Agriculture is a potentially big driver of economic development in Armenia, but one often gets the feeling that it has only realized a small percentage of its potential. Many farmers work on small plots of land that make little economic sense, and they do not have the money to invest in the technology that can increase their crop yield. Farmers with small crop yields, in turn, are less attractive as suppliers and have a harder time selling their products, which means that their incomes remain low and new technology continues to be out of reach. Agriculture cooperatives have proven to be a powerful way to overcome such issues. Farmers can pool resources and share tractors, sales channels and clients. This is different to the Soviet approach of collective farms (kolkhoz) because each farmer directly owns a share of the cooperative, based on the size of the land or other resources that they brought with them to the partnership.
But setting up cooperatives is not as easy as it sounds. Besides the negative legacy of the kolkhoz, many Armenian farmers do not have the organizational skills to come together in cooperatives, nor do they have the marketing and sales know-how to manage the business activities of these entities. Some local non-government organizations and international agencies are putting in time and money to establish cooperatives across the country, but their resources are not proving enough to make change happen at a steady pace.

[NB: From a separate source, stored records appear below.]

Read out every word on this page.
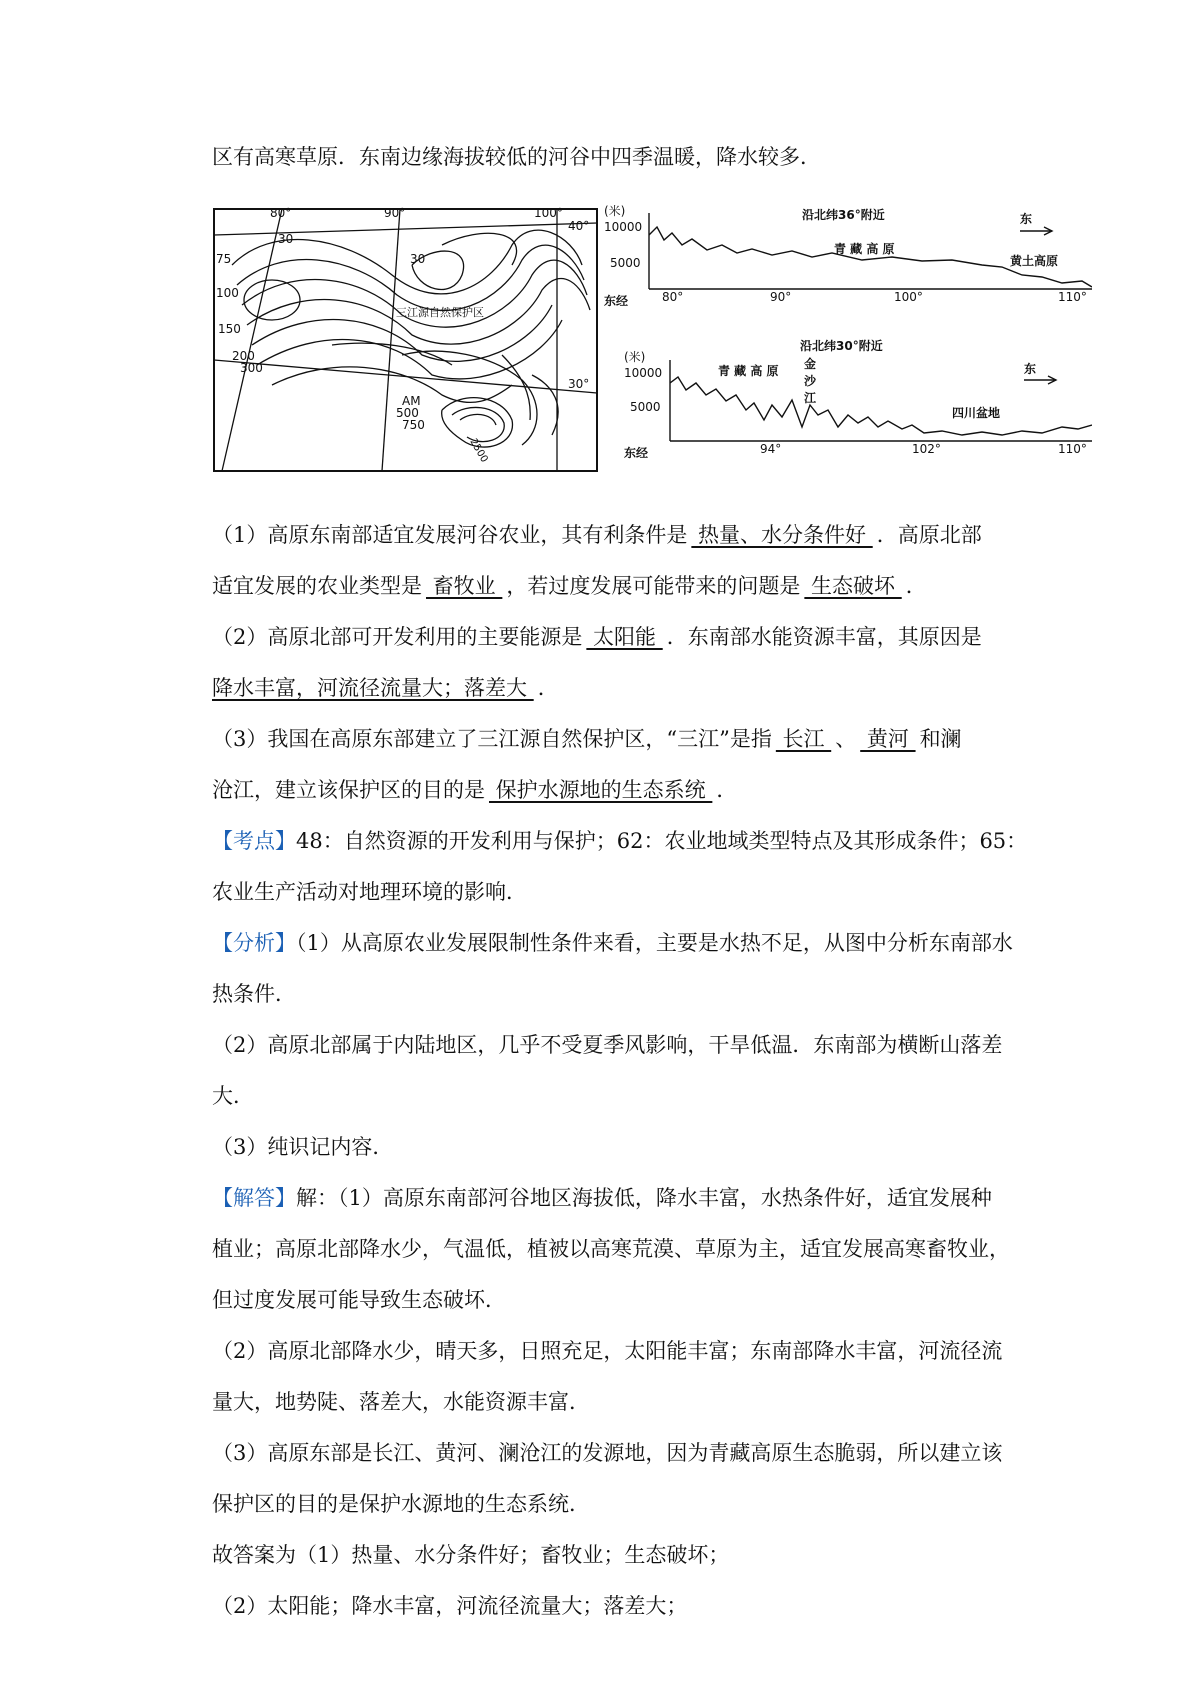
区有高寒草原．东南边缘海拔较低的河谷中四季温暖，降水较多．
80°	90°	100°
40°
30°
75
100
150
200
300
30
30
AM
500
750
2500
三江源自然保护区
(米)
10000
5000
沿北纬36°附近	东
青 藏 高 原
黄土高原
东经	80°	90°	100°	110°
(米)
10000
5000
沿北纬30°附近
东
青 藏 高 原 金
沙
江
四川盆地
东经	94°	102°	110°
（1）高原东南部适宜发展河谷农业，其有利条件是 热量、水分条件好 ．高原北部
适宜发展的农业类型是 畜牧业 ，若过度发展可能带来的问题是 生态破坏 ．
（2）高原北部可开发利用的主要能源是 太阳能 ．东南部水能资源丰富，其原因是
降水丰富，河流径流量大；落差大 ．
（3）我国在高原东部建立了三江源自然保护区，“三江”是指 长江 、 黄河 和澜
沧江，建立该保护区的目的是 保护水源地的生态系统 ．
【考点】48：自然资源的开发利用与保护；62：农业地域类型特点及其形成条件；65：
农业生产活动对地理环境的影响．
【分析】（1）从高原农业发展限制性条件来看，主要是水热不足，从图中分析东南部水
热条件．
（2）高原北部属于内陆地区，几乎不受夏季风影响，干旱低温．东南部为横断山落差
大．
（3）纯识记内容．
【解答】解：（1）高原东南部河谷地区海拔低，降水丰富，水热条件好，适宜发展种
植业；高原北部降水少，气温低，植被以高寒荒漠、草原为主，适宜发展高寒畜牧业，
但过度发展可能导致生态破坏．
（2）高原北部降水少，晴天多，日照充足，太阳能丰富；东南部降水丰富，河流径流
量大，地势陡、落差大，水能资源丰富．
（3）高原东部是长江、黄河、澜沧江的发源地，因为青藏高原生态脆弱，所以建立该
保护区的目的是保护水源地的生态系统．
故答案为（1）热量、水分条件好；畜牧业；生态破坏；
（2）太阳能；降水丰富，河流径流量大；落差大；
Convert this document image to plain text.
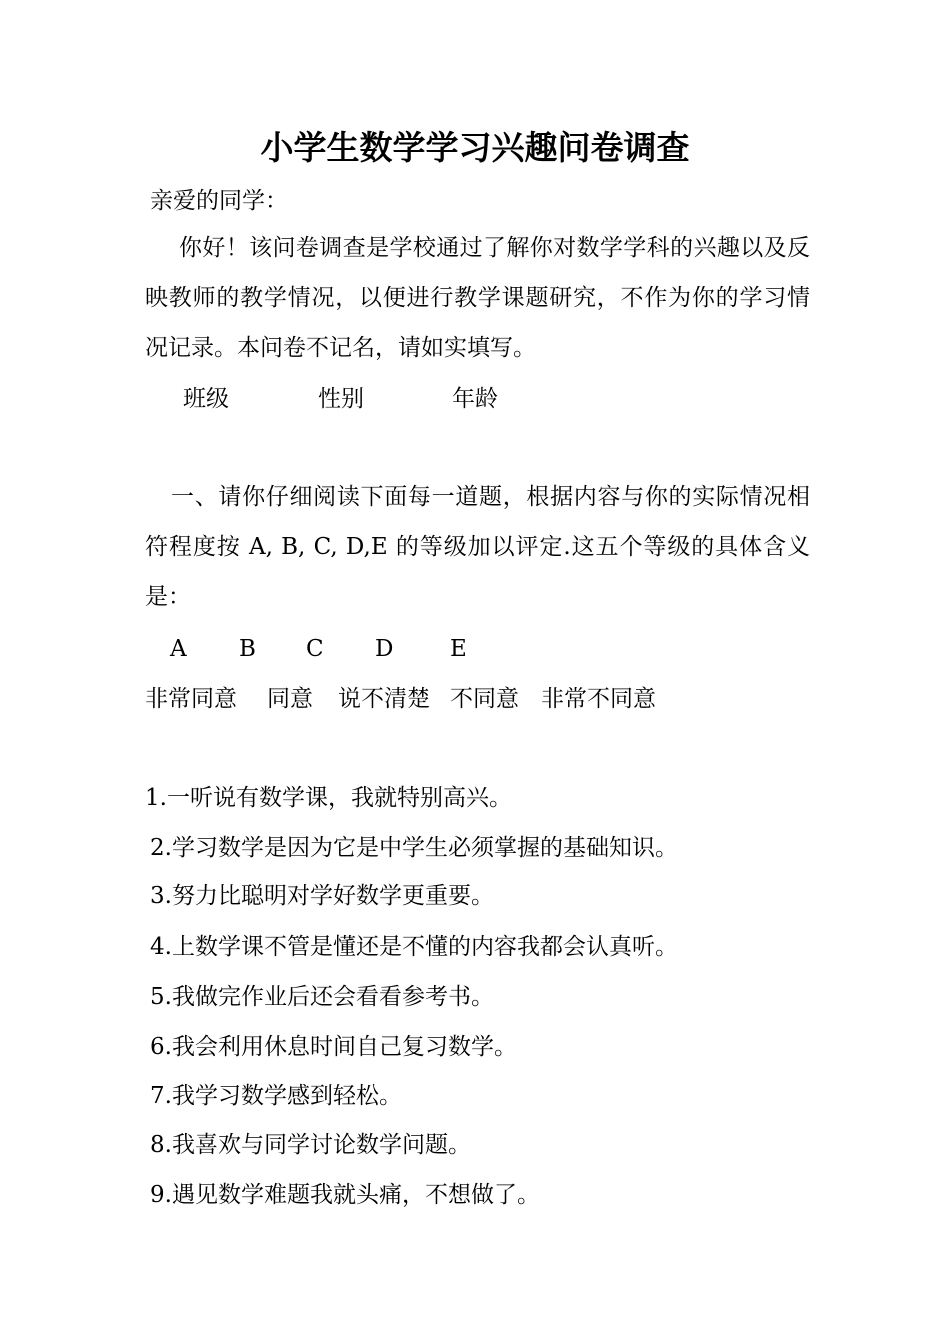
小学生数学学习兴趣问卷调查
亲爱的同学：
你好！该问卷调查是学校通过了解你对数学学科的兴趣以及反映教师的教学情况，以便进行教学课题研究，不作为你的学习情况记录。本问卷不记名，请如实填写。
班级	性别	年龄
一、请你仔细阅读下面每一道题，根据内容与你的实际情况相符程度按 A, B, C, D,E 的等级加以评定.这五个等级的具体含义是：
A B C D E
非常同意 同意 说不清楚 不同意 非常不同意
1.一听说有数学课，我就特别高兴。
2.学习数学是因为它是中学生必须掌握的基础知识。
3.努力比聪明对学好数学更重要。
4.上数学课不管是懂还是不懂的内容我都会认真听。
5.我做完作业后还会看看参考书。
6.我会利用休息时间自己复习数学。
7.我学习数学感到轻松。
8.我喜欢与同学讨论数学问题。
9.遇见数学难题我就头痛，不想做了。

Businesses stand to gain by actively investing in this concept in Armenia. More agricultural cooperatives mean a steadier supply of raw materials and less need to spend more time and money in contacting smaller farmers separately. The quality of the crops bought from cooperatives will also be better theoretically, since groups of farmers should have access to better seeds and machinery. So whether you’re a supermarket stocking up your shelves with the freshest vegetables from the country’s farms, or a cognac factory buying grapes for this year’s barrels, cooperative farming can save you time and money, while providing you with higher quality supplies.
There is also another big plus to developing agricultural cooperatives in Armenia. The concept dictates the need for collective decision making within a cooperative, which often means that over time, cooperative members learn to collect facts, weigh the evidence and debate various alternatives, before voting to choose a particular option. This makes them more politically and socially aware in general, suggesting that an increase in the number of cooperatives in Armenia would eventually lead to more mature voting across the country in future elections.
Tomorrow is a New Day
These were just a few examples of how businesses can embrace corporate social responsibility in Armenia and use the concept to positively impact society while solving their own business issues. None of the examples mentioned here are new. In fact, some initial steps have been taken in Armenia in each of these directions by one or two companies over the last couple of years. But we need more exposure on these possibilities in order to drive a new level of engagement by the business sector.
A rising tide, as they say, raises all ships. Conversely, a whirlpool will pull in all the vessels on the water’s surface. I’m looking forward to a day when the ships themselves help dictate the conditions, and the people of Armenia sail forward confidently to a brighter future.